Thereafter, the copper layer was etched using Cu-02, and the remaining photosensitive layer was peeled using a peeling solution (10 mass% aqueous sodium hydroxide solution) to obtain a wiring board.
Thus, a wiring board was obtained. When observed with a microscope, there was no peeling or chipping, and it was a beautiful pattern.
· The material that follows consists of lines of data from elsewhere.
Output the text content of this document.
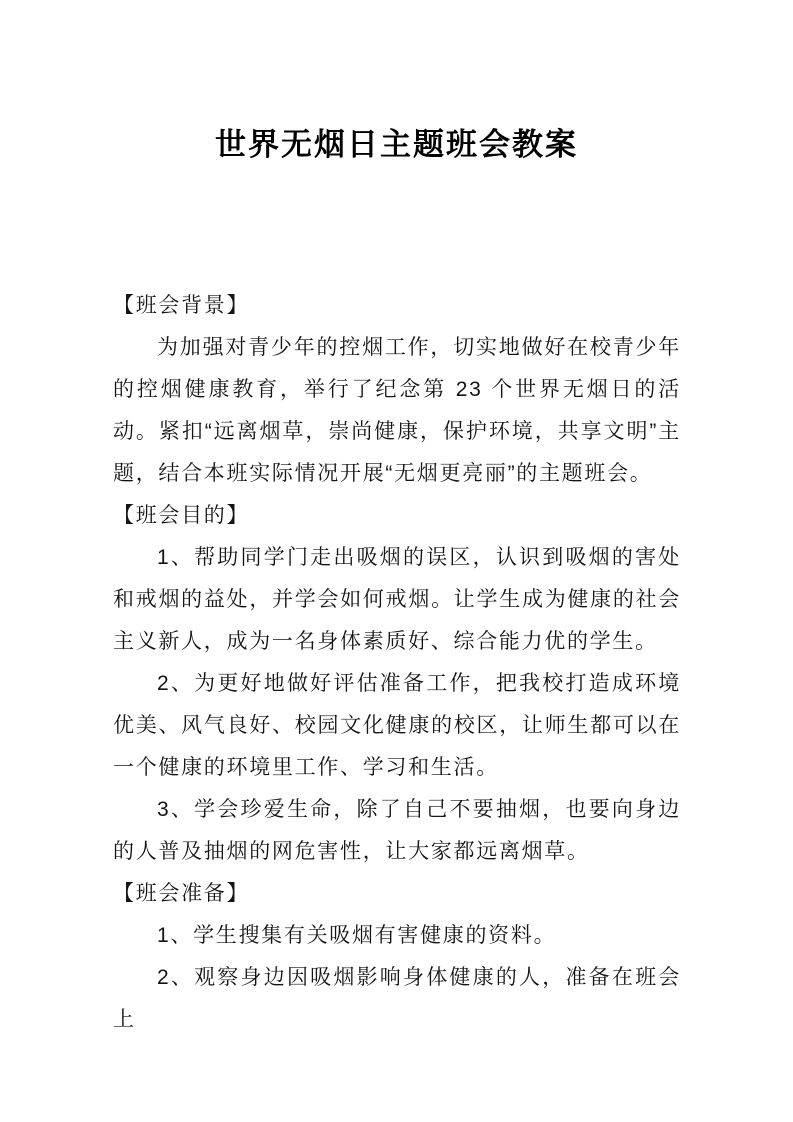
世界无烟日主题班会教案

【班会背景】

为加强对青少年的控烟工作，切实地做好在校青少年的控烟健康教育，举行了纪念第 23 个世界无烟日的活动。紧扣“远离烟草，崇尚健康，保护环境，共享文明”主题，结合本班实际情况开展“无烟更亮丽”的主题班会。

【班会目的】

1、帮助同学门走出吸烟的误区，认识到吸烟的害处和戒烟的益处，并学会如何戒烟。让学生成为健康的社会主义新人，成为一名身体素质好、综合能力优的学生。

2、为更好地做好评估准备工作，把我校打造成环境优美、风气良好、校园文化健康的校区，让师生都可以在一个健康的环境里工作、学习和生活。

3、学会珍爱生命，除了自己不要抽烟，也要向身边的人普及抽烟的网危害性，让大家都远离烟草。

【班会准备】

1、学生搜集有关吸烟有害健康的资料。

2、观察身边因吸烟影响身体健康的人，准备在班会上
  10: Temporary support, 14: Photosensitive layer, 16: Cover film, 18: Adhesive layer, 100: Photosensitive transfer material, SL: Solid line part, G: Gray part, DL: Dotted line part

Claims (9)

A photosensitive layer, an adhesive layer, and a temporary support on a cover film in this order,
The photosensitive layer comprises particles,
The photosensitive layer and the adhesive layer are in contact;
The photosensitive layer and the adhesive layer are peelable,
A photosensitive transfer material, wherein the surface of the photosensitive layer after peeling the photosensitive layer and the adhesive layer has irregularities formed by the particles.   The photosensitive transfer material according to claim 1, wherein the particles include at least one kind of particles selected from the group consisting of silica particles, alumina particles, and organic polymer particles.   The photosensitive transfer material according to claim 1, wherein the average particle diameter of the particles is 10 nm to 200 nm.   The photosensitive transfer material according to any one of claims 1 to 3, wherein the content of the particles with respect to the total mass of the photosensitive layer is 1% by mass to 80% by mass.   The photosensitive transfer material according to claim 1, wherein the photosensitive layer further contains a binder polymer having an acid group protected with an acid-decomposable group, and a photoacid generator. .   The photosensitive transfer material according to any one of claims 1 to 4, wherein the photosensitive layer further contains a binder polymer having an acid group, a polymerizable compound, and a photopolymerization initiator. Applying a photosensitive layer-forming composition containing at least particles on a cover film to form a photosensitive layer;
And affixing a temporary support having an adhesive layer so that the adhesive layer is in contact with the photosensitive layer. The process of peeling the said cover film in the photosensitive transfer material of any one of Claims 1-6,
A step of bringing the outermost layer on the photosensitive layer side of the photosensitive transfer material from which the cover film has been peeled off into contact with a support having a conductive layer,
Peeling the temporary support, the adhesive layer, and the photosensitive layer;
Bringing an exposure mask into contact with the photosensitive layer and subjecting the photosensitive layer to pattern exposure through the exposure mask;
And developing the photosensitive layer to form a resin pattern in this order. The process of peeling the said cover film in the photosensitive transfer material of any one of Claims 1-6,
A step of bringing the outermost layer on the photosensitive layer side of the photosensitive transfer material from which the cover film has been peeled off into contact with a support having a conductive layer,
Peeling the temporary support, the adhesive layer, and the photosensitive layer;
Bringing an exposure mask into contact with the photosensitive layer and subjecting the photosensitive layer to pattern exposure through the exposure mask;
Developing the photosensitive layer to form a resin pattern;
Etching the conductive layer using the formed resin pattern as a mask in this order.